PECULIARITIES OF CHRONIC HEART FAILURE WITH PRESERVED EJECTION FRACTION IN PATIENTS WITH ESSENTIAL HYPERTENSION
Author(s) -
Р. А. Либис,
А. Г. Душина,
Елена Анатольевна Олейник
Publication year - 2013
Publication title -
arterialʹnaâ gipertenziâ
Language(s) - English
Resource type - Journals
SCImago Journal Rank - 0.126
H-Index - 5
eISSN - 2411-8524
pISSN - 1607-419X
DOI - 10.18705/1607-419x-2013-19-6-513-519
Subject(s) - medicine , heart failure , ejection fraction , cardiology , quality of life (healthcare) , diabetes mellitus , hypertensive heart disease , diastole , diastolic heart failure , heart disease , physical therapy , blood pressure , endocrinology , nursing
Objective.
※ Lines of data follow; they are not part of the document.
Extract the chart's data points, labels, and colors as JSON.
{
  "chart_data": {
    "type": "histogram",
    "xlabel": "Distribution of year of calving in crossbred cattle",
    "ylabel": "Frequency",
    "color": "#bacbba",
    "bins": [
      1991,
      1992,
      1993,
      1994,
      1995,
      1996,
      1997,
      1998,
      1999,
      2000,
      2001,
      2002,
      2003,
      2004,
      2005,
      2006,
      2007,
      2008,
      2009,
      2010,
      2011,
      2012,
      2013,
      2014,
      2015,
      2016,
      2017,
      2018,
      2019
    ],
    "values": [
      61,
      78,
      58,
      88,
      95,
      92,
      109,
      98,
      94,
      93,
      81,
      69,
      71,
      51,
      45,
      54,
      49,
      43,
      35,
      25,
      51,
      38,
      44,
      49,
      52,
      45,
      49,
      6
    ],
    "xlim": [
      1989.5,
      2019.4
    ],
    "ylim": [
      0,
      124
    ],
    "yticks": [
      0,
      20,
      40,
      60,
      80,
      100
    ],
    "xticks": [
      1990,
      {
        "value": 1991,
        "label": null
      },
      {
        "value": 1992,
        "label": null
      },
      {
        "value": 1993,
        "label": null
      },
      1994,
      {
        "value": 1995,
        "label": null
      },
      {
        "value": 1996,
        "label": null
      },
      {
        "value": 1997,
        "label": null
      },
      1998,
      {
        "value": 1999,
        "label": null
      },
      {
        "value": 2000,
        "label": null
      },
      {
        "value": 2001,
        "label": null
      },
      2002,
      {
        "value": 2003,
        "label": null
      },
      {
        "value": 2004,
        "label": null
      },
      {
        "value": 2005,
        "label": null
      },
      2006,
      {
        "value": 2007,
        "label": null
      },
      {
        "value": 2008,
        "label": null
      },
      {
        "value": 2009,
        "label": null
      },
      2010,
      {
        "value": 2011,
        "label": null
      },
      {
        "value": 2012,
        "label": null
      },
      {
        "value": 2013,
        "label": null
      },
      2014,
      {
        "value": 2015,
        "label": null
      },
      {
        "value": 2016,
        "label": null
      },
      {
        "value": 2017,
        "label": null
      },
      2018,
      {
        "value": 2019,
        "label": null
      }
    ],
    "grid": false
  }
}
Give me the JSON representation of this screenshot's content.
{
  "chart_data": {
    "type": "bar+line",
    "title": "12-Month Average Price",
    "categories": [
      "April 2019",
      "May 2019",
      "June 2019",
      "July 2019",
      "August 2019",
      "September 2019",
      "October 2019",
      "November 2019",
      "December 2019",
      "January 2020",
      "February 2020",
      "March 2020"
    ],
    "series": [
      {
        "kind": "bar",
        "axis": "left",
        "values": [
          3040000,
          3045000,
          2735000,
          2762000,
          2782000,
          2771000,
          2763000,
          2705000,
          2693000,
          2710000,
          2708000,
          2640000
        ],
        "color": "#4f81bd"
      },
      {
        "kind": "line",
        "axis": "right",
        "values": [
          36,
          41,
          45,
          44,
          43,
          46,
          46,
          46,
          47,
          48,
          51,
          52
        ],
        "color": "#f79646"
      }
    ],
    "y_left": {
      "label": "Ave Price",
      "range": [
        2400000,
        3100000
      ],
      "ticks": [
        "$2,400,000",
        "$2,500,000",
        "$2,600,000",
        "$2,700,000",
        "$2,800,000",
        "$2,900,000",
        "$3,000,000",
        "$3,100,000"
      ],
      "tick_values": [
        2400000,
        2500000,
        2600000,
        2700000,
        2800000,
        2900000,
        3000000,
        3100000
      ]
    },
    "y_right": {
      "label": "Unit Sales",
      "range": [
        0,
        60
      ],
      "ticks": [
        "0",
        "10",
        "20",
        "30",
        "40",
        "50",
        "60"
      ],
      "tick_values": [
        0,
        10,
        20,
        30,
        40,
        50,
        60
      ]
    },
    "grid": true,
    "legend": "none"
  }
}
To estimate clinical status, quality of life (QOL), physical activity, structural and functional pe- structural and functional penal peculiarities of the heart in patients with chronic heart failure with preserved ejection fraction (CHF-PEF). Design and methods. Seventy-two patients with CHF-PEF (age 47–77 years) were examined. Clinical status, QOL by Minnesota questionnaire, 6-minute walk test, heart ultrasound, serum N-terminal brain natriuretic propeptide level were assessed in all patients. Results. Main complaint was dyspnea at physical activity in patients with CHF-PEF (95,8 %). Structural and functional myocardium changes were more expressed in patients with higher functional class. General total score by Minnesota questionnaire was 21,5 [14,5; 40,0] in men and 48,5 [36,0; 59,0] in women. Tolerance to physical activity influenced QOL. Conclusions. All patients had echocardiographic signs of left ventricular diastolic dysfunction. The higher functional class of heart failure was associated with the more pronounced myocardial hypertrophy, decreased QOL and physical activity. QOL was higher in men, than in women. Diabetes mellitus, ischemic heart disease were associated with the clinical progression of CHF.